"Therefore, as God’s chosen people, holy and dearly loved, clothe yourselves with compassion, kindness, humility, gentleness and patience." Colossians 3:12
When I was first found by Christ in 1973, there was an overwhelming sense of the kindness that flowed from Father Matthias, the monk at New Melleray Abbey Monastery who led me to Christ and then mentored me in the ensuing months. My questions, sorrows, brokenness, and snarky attitude were always met with his kindness. Unbeknownst to me, Father “Jim” was not only loving me as Christ would, he was fully embracing the Rule of St. Benedict, which is “to receive all guests as if they were Christ.” For me, kindness was the doorway into faith.

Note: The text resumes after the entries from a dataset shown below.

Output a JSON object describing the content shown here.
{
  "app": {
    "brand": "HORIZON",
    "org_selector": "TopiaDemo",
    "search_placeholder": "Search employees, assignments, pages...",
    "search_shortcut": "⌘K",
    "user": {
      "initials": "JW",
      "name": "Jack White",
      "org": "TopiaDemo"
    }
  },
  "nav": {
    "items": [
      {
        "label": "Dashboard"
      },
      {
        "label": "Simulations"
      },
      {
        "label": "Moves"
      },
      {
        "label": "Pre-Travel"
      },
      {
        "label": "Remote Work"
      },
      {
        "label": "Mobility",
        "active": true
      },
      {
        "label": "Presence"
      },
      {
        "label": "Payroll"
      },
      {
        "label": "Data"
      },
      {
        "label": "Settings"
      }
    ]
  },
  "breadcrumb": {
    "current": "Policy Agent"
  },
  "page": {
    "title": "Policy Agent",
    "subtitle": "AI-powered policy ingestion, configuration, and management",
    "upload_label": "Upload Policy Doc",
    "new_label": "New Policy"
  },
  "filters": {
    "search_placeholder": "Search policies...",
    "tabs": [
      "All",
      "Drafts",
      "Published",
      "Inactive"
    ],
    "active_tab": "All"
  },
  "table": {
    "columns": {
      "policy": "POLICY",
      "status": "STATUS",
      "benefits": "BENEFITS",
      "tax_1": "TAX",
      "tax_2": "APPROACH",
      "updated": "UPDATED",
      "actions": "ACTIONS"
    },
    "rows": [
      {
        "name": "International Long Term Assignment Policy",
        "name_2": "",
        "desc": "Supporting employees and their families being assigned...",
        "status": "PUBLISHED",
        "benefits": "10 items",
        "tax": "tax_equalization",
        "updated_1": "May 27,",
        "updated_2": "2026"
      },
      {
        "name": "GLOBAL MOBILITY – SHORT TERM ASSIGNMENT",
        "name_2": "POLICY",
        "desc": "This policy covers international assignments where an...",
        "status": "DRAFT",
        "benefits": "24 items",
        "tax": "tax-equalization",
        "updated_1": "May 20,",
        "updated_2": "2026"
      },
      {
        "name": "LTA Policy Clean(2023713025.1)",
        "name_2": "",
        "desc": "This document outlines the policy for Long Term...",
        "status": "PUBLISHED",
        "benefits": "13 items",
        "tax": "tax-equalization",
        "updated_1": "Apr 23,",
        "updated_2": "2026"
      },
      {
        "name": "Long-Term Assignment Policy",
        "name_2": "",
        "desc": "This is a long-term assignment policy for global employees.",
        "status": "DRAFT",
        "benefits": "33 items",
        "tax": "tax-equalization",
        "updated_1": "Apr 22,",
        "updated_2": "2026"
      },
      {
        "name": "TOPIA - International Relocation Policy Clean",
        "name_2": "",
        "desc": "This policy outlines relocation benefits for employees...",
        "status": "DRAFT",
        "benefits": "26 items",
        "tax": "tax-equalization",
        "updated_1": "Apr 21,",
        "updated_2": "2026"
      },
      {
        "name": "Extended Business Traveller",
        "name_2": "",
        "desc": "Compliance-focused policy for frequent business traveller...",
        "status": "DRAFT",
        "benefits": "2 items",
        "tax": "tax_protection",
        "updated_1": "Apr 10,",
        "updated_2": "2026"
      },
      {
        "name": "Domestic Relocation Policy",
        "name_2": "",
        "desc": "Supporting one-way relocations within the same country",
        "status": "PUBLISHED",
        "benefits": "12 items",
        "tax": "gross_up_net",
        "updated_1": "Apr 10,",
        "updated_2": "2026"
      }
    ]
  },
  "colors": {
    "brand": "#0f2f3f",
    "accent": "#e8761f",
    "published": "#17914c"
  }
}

As New York City continues to unravel with unparalleled lawlessness and vacancy, one wonders how we can revive and restore the dignity of our nation’s arguably greatest city. Churches are empty, homeless shelters are closed, the homeless are living on the streets, and people are running out of funds to pay for basic things like food and rent. Eighty percent of New York City restaurants cannot pay their rent. The near future bears a foreboding that no one wants to embrace or acknowledge. As the New York Fellowship plans our next year, we have to factor in that meetings beyond six people are not sanctioned, restaurants are not easily accessible (although there are outdoor dining options while the weather is fair), Broadway theaters and museums are closed, and 500,000 people have left Manhattan.
In the late 1970s, Sheila and I arrived separately to New York City during the height of its financial demise when homelessness and crime were rampant—now resurfacing today. It now strikes us with irony and a new sort of spiritual calling that our city has returned to the dark days of when we first arrived and I was engaged in street ministry.
As people of the Cross who are seeking to love our Lord and care for those who are put in our lives, we look for opportunities to live out the love of Christ. As they say in 12-Step programs, it is “attraction not promotion” which draws people to the truth and healing. My guess is that people who either choose not to leave or cannot leave NYC are the ones who most especially need to be loved, cared for, heard, and spiritually nurtured.
During a summer vacation recently, I was driving up a mountain road at dusk during a rainy night. I spotted a disabled car with four young people milling around trying to figure out what to do--they were in an area where their cell phone had no service and their car had broken down. Sporting a Rugby shirt and FDNY hat, I pulled over and asked “can I help you?”
“We have a flat tire and don’t know how to fix it,” they shared. Their various t-shirts proclaimed visuals of Che Guevera/Martin Luther King/Black Lives Matter. I showed them how to get their spare, use the jack and change their tire. I asked if I could pray for them; they looked curiously at each other and said “sure.” As I was leaving they said “Thank you, sir, for your kindness... it made a difference.” Then they added that they all had gone to Brown University together, where “we learned a lot of stuff but not how to change a tire.”
Let’s pray that an act of kindness, a prayer, and a witness to Christ will inspire the younger generation’s search for meaning. We don’t have to go far to care for people. We can unexpectedly come upon one person to whom we can show kindness in the name of the Lord.
Pray for us as we seek to be a part of spiritual renewal in what has been called the greatest city in the world.